The 310th Armored Cavalry Regiment (310th ACR) was a California-based reconnaissance unit of the United States Army Organized Reserve Corps, which briefly existed after World War II. It was constituted in 1948, partially organized from existing units in 1949, and inactivated in 1950.

== History ==
The 310th Armored Cavalry was constituted on 21 October 1948 in the Organized Reserve Corps, and partially organized from existing units. Its headquarters and headquarters company (HHC) was redesignated on 2 May 1949 from the headquarters and headquarters troop (HHT) of the 310th Cavalry Group, Mechanized, which had been constituted on 21 April 1944 as HHT, 29th Cavalry Group and activated on 1 May 1944 at Fort Riley. After being inactivated there on 6 February 1945, it was redesignated HHT, 310th Cavalry Group, Mechanized in the Organized Reserves on 23 December 1946 before being activated on 20 January 1947 at Los Angeles.
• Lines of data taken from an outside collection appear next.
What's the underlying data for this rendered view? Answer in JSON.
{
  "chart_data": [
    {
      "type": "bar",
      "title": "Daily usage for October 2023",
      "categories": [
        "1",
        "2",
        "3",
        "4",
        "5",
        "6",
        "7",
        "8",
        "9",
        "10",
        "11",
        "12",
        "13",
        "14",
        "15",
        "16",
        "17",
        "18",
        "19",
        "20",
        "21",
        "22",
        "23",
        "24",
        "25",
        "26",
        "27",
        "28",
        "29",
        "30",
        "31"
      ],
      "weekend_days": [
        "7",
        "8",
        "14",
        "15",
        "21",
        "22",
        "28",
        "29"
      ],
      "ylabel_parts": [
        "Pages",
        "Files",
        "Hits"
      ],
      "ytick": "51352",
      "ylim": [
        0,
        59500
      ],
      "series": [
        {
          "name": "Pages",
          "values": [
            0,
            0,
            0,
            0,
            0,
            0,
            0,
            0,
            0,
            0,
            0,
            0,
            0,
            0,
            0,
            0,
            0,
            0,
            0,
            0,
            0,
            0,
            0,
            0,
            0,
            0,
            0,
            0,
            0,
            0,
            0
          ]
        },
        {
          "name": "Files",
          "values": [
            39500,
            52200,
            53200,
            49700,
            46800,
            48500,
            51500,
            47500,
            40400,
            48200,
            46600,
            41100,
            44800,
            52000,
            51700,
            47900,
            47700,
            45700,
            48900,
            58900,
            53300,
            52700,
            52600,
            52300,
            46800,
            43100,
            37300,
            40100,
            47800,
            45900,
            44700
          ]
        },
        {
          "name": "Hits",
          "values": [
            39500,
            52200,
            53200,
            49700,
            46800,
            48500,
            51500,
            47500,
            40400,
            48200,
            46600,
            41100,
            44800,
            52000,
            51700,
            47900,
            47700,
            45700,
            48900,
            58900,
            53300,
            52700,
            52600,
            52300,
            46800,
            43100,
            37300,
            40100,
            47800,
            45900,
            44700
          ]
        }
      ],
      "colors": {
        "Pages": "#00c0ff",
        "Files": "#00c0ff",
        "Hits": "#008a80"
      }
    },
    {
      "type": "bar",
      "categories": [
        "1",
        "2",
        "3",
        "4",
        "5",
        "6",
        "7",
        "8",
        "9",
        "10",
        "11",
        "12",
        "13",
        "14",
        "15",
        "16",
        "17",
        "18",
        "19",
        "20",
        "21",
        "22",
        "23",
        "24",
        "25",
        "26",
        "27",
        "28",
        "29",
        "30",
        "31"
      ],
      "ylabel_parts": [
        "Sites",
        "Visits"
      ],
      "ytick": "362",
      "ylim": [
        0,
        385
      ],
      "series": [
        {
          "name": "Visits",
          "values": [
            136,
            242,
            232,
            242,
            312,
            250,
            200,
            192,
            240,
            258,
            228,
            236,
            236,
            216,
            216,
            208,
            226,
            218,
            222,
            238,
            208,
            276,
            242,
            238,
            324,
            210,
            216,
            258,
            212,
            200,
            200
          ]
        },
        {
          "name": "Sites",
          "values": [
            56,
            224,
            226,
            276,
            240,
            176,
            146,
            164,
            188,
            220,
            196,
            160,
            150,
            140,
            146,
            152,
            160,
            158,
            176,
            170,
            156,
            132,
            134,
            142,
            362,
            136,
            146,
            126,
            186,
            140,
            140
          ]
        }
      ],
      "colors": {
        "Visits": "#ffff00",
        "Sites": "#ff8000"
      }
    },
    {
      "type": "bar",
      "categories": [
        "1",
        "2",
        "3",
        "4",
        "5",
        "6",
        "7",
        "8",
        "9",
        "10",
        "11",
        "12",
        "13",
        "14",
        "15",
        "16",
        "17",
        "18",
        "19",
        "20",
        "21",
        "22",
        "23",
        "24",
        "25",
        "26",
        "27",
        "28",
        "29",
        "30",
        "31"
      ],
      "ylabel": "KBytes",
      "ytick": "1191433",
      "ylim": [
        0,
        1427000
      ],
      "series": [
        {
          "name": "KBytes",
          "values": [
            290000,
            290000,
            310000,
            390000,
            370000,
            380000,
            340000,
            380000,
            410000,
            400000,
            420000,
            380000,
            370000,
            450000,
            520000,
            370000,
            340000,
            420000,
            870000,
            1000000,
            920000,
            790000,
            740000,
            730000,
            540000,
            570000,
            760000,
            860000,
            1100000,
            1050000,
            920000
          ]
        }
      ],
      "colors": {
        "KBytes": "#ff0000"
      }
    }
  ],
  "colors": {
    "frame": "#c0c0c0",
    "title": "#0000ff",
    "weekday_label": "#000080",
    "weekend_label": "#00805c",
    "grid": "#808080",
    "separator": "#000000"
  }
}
The 1st Battalion was redesignated on 5 March 1949 from the 318th Mechanized Cavalry Reconnaissance Squadron. It was originally constituted on 5 August 1917 during World War I in the National Army as the headquarters of the 179th Infantry Brigade of the 90th Division. Organized at Camp Travis, the brigade was sent to France with the 90th Division as part of the American Expeditionary Forces, fighting in the Battle of Saint-Mihiel, the Meuse-Argonne Offensive, and the Lorraine Campaign. Demobilized on 18 June 1919 at Camp Pike, it was reconstituted in the Organized Reserves as HHC, 179th Infantry Brigade on 24 June 1921 in the Eighth Corps Area. It was initiated (activated) on 26 November 1921 at Fort Worth, Texas.

After the United States entered World War II, the company was converted into the 90th Reconnaissance Troop, without 3rd Platoon, on 30 January 1942. It was ordered into active service without personnel at Camp Barkeley on 25 March. It was expanded into the 90th Reconnaissance Squadron, Mechanized, on 15 September and relieved from the 90th Motorized Division on 7 May 1943. It was redesignated on 22 December 1943 as the 36th Cavalry Reconnaissance Squadron, Mechanized. The 36th fought in the Rhineland Campaign and the Central Europe Campaign attached to the 11th Cavalry Group. It was inactivated on 26 October 1945 at Camp Patrick Henry and redesignated the 318th Mechanized Cavalry Reconnaissance Squadron on 23 December 1946. Activated at Hollywood on 20 January 1947, it became part of the Organized Reserves.

The HHC was inactivated on 30 November 1950 at Los Angeles. The 1st Battalion was redesignated the 36th Reconnaissance Battalion and the remainder of the regiment was disbanded on 10 March 1952. The 310th ACR did not inherit the lineage of the prewar 310th Cavalry Regiment, and was not authorized a coat of arms or distinctive unit insignia.